Le son est entretenu le temps voulu par l’instrumentiste. Il n’y a aucun intermédiaire entre celui-ci et son instrument. La qualité du son est influencée par l’orientation donnée au souffle par les lèvres et par la pression du souffle. Le son sera directement lié à la personnalité de l’instrumentiste.
2. La flûte et son histoire
L’Antiquité
Dès l’ère paléolithique, on trouve de nombreuses traces de flûtes en os, percées ou non de trous. Parmi les plus anciennes que l’on ait découvertes, celles d’Isturitz (Pyrénées, 20 000 ans environ av. J.-C.).
Les flûtes sans trous pouvaient donner des mélodies issues des harmoniques. Les flûtes à trous offraient cependant plus de possibilités: elles marquent une évolution certaine. Vers 2700 avant J.-C. les Chinois connaissent plusieurs types de flûtes: la flûte droite, la syrinx à cinq tuyaux, la flûte traversière à embouchure quasi centrale et percée de trous de part et d’autre (tche ). Les Égyptiens se représentent tenant la flûte droite et la flûte oblique proches de celles qu’utilisent les instrumentistes populaires au XVIe siècle et en Roumanie encore de nos jours (caval ); ils jouaient sans doute aussi d’un instrument du type de la flûte à bec, mais la confusion est possible avec un instrument à anche. Ils employaient également une flûte droite de métal. On trouve des flûtes en Mésopotamie, où apparaît l’okarina chez les juifs (ugab ), en Étrurie (flûte traversière), en Perse (al nay ), chez les Grecs, chez les Romains... Ces derniers, ainsi que les Grecs, jouaient surtout de la flûte dans la musique populaire, alors que les anches étaient réservées à la musique officielle et sacrée. La confusion de tous ces instruments sous la dénomination générale de flûte est une erreur constante de presque tous les traducteurs jusqu’à la fin du XIXe siècle.
Le Moyen Âge
En Europe occidentale, la pratique de la flûte sous diverses formes primitives est une tradition dont il est impossible de préciser l’origine.

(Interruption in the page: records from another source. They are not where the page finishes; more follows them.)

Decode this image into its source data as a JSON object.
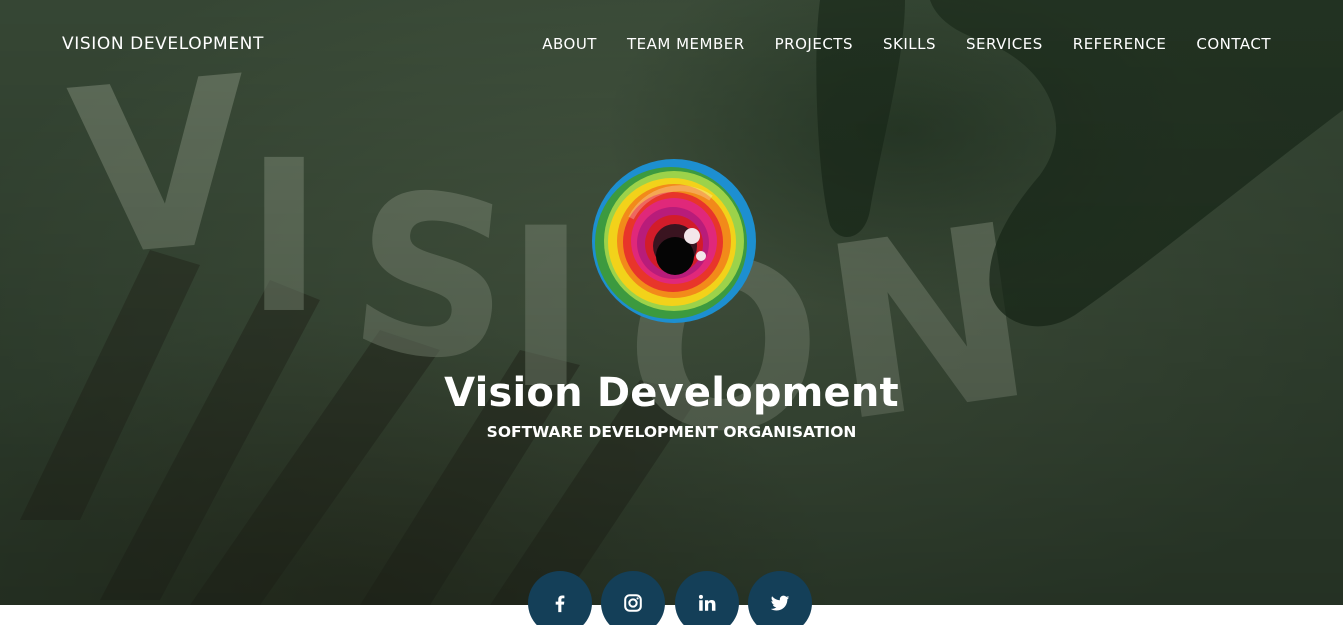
{
  "navbar": {
    "brand": "VISION DEVELOPMENT",
    "links": [
      "ABOUT",
      "TEAM MEMBER",
      "PROJECTS",
      "SKILLS",
      "SERVICES",
      "REFERENCE",
      "CONTACT"
    ]
  },
  "hero": {
    "title": "Vision Development",
    "subtitle": "SOFTWARE DEVELOPMENT ORGANISATION",
    "logo_icon": "rainbow-eye-logo",
    "background_words": "VISION"
  },
  "social": [
    {
      "icon": "facebook-icon"
    },
    {
      "icon": "instagram-icon"
    },
    {
      "icon": "linkedin-icon"
    },
    {
      "icon": "twitter-icon"
    }
  ],
  "colors": {
    "overlay": "#3c4a3a",
    "social_bg": "#143f58",
    "text": "#ffffff"
  }
}
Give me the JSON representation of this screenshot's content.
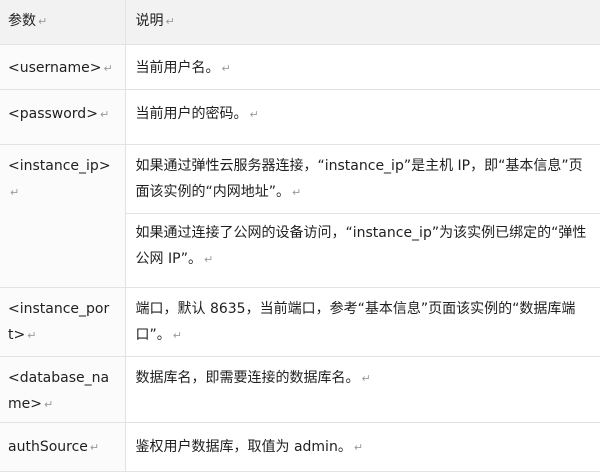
{
  "header": {
    "param": "参数",
    "desc": "说明"
  },
  "return_mark": "↵",
  "rows": [
    {
      "param": "<username>",
      "desc": [
        "当前用户名。"
      ]
    },
    {
      "param": "<password>",
      "desc": [
        "当前用户的密码。"
      ]
    },
    {
      "param": "<instance_ip>",
      "desc": [
        "如果通过弹性云服务器连接，“instance_ip”是主机 IP，即“基本信息”页面该实例的“内网地址”。",
        "如果通过连接了公网的设备访问，“instance_ip”为该实例已绑定的“弹性公网 IP”。"
      ]
    },
    {
      "param": "<instance_port>",
      "desc": [
        "端口，默认 8635，当前端口，参考“基本信息”页面该实例的“数据库端口”。"
      ]
    },
    {
      "param": "<database_name>",
      "desc": [
        "数据库名，即需要连接的数据库名。"
      ]
    },
    {
      "param": "authSource",
      "desc": [
        "鉴权用户数据库，取值为 admin。"
      ]
    }
  ]
}
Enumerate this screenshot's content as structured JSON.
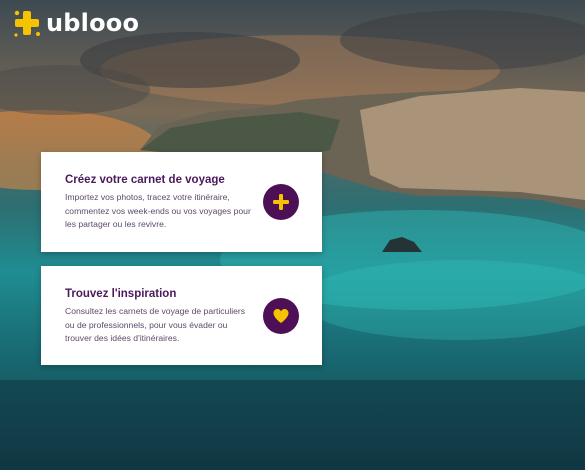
{
  "brand": {
    "name": "ublooo",
    "accent": "#f5c300",
    "primary": "#4d0f56"
  },
  "cards": [
    {
      "title": "Créez votre carnet de voyage",
      "description": "Importez vos photos, tracez votre itinéraire, commentez vos week-ends ou vos voyages pour les partager ou les revivre.",
      "action_icon": "plus-icon"
    },
    {
      "title": "Trouvez l'inspiration",
      "description": "Consultez les carnets de voyage de particuliers ou de professionnels, pour vous évader ou trouver des idées d'itinéraires.",
      "action_icon": "heart-icon"
    }
  ]
}
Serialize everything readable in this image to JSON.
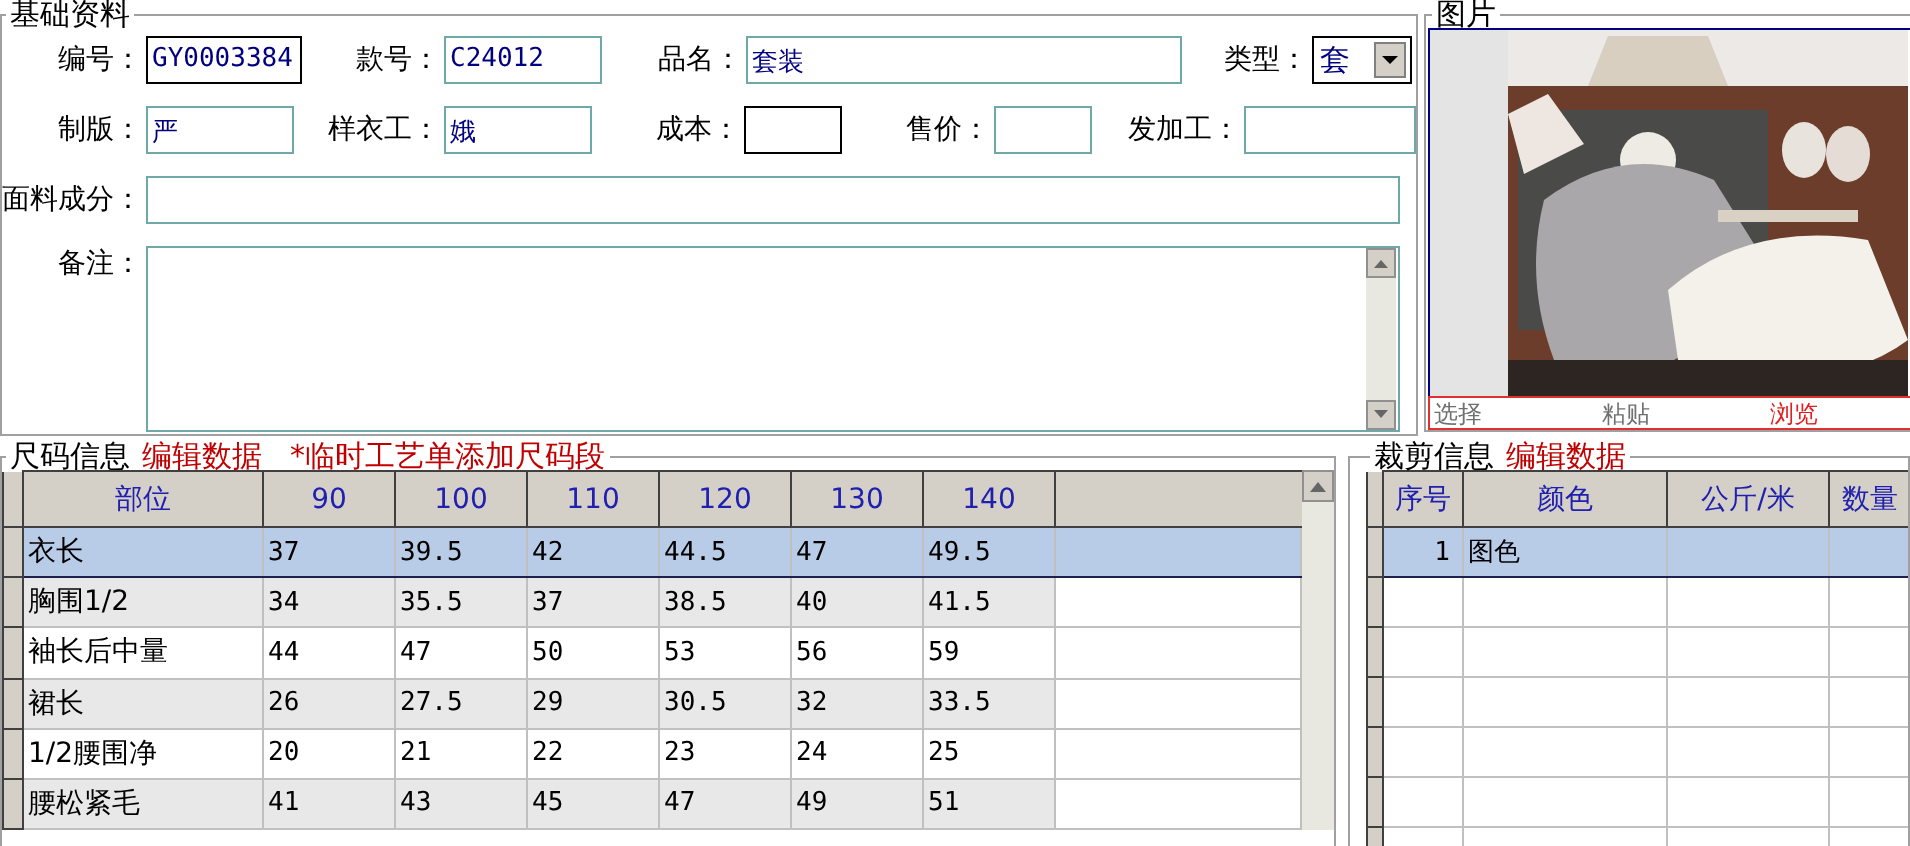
{
  "basic_info": {
    "title": "基础资料",
    "field_rows": [
      {
        "fields": [
          {
            "label": "编号：",
            "kind": "text",
            "value": "GY0003384",
            "framed": true
          },
          {
            "label": "款号：",
            "kind": "text",
            "value": "C24012",
            "framed": false
          },
          {
            "label": "品名：",
            "kind": "text",
            "value": "套装",
            "framed": false
          },
          {
            "label": "类型：",
            "kind": "select",
            "value": "套",
            "framed": true
          }
        ]
      },
      {
        "fields": [
          {
            "label": "制版：",
            "kind": "text",
            "value": "严",
            "framed": false
          },
          {
            "label": "样衣工：",
            "kind": "text",
            "value": "娥",
            "framed": false
          },
          {
            "label": "成本：",
            "kind": "text",
            "framed": true
          },
          {
            "label": "售价：",
            "kind": "text",
            "framed": false
          },
          {
            "label": "发加工：",
            "kind": "text",
            "framed": false
          }
        ]
      },
      {
        "fields": [
          {
            "label": "面料成分：",
            "kind": "text",
            "framed": false
          }
        ]
      },
      {
        "fields": [
          {
            "label": "备注：",
            "kind": "textarea",
            "framed": false
          }
        ]
      }
    ]
  },
  "picture_panel": {
    "title": "图片",
    "actions": [
      {
        "label": "选择",
        "disabled": true
      },
      {
        "label": "粘贴",
        "disabled": true
      },
      {
        "label": "浏览",
        "disabled": false
      }
    ]
  },
  "size_info": {
    "title": "尺码信息",
    "links": [
      "编辑数据",
      "*临时工艺单添加尺码段"
    ],
    "columns": [
      "部位",
      "90",
      "100",
      "110",
      "120",
      "130",
      "140"
    ],
    "rows": [
      {
        "cells": [
          "衣长",
          "37",
          "39.5",
          "42",
          "44.5",
          "47",
          "49.5"
        ],
        "selected": true
      },
      {
        "cells": [
          "胸围1/2",
          "34",
          "35.5",
          "37",
          "38.5",
          "40",
          "41.5"
        ],
        "selected": false
      },
      {
        "cells": [
          "袖长后中量",
          "44",
          "47",
          "50",
          "53",
          "56",
          "59"
        ],
        "selected": false
      },
      {
        "cells": [
          "裙长",
          "26",
          "27.5",
          "29",
          "30.5",
          "32",
          "33.5"
        ],
        "selected": false
      },
      {
        "cells": [
          "1/2腰围净",
          "20",
          "21",
          "22",
          "23",
          "24",
          "25"
        ],
        "selected": false
      },
      {
        "cells": [
          "腰松紧毛",
          "41",
          "43",
          "45",
          "47",
          "49",
          "51"
        ],
        "selected": false
      }
    ]
  },
  "cut_info": {
    "title": "裁剪信息",
    "links": [
      "编辑数据"
    ],
    "columns": [
      "序号",
      "颜色",
      "公斤/米",
      "数量"
    ],
    "rows": [
      {
        "cells": [
          "1",
          "图色"
        ],
        "selected": true
      }
    ]
  }
}
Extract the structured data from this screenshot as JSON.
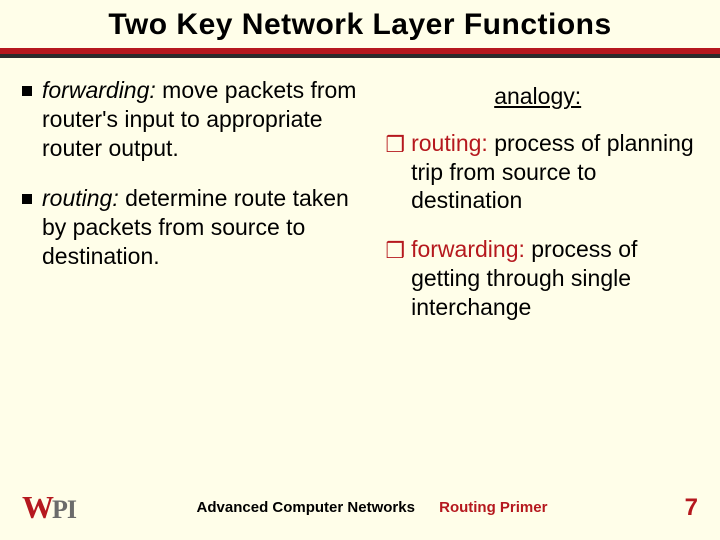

Vers le XIIe siècle, de l’Orient, par l’Europe centrale, nous arrivent les flûtes traversières et les flûtes à bec. À la fin du Moyen Âge nous comptons: le flageolet simple ou double (du type de la flûte à bec), la flûte traversière appelée flûte allemande parce qu’originaire de l’Est, la flûte de Pan en roseaux ou bien taillée dans un bloc de bois ou de terre cuite, la flûte à trois trous (galoubet provençal, chistu basque ou silbote andine) tenue de la main gauche et accompagnée de la main droite au tambour ou au triangle.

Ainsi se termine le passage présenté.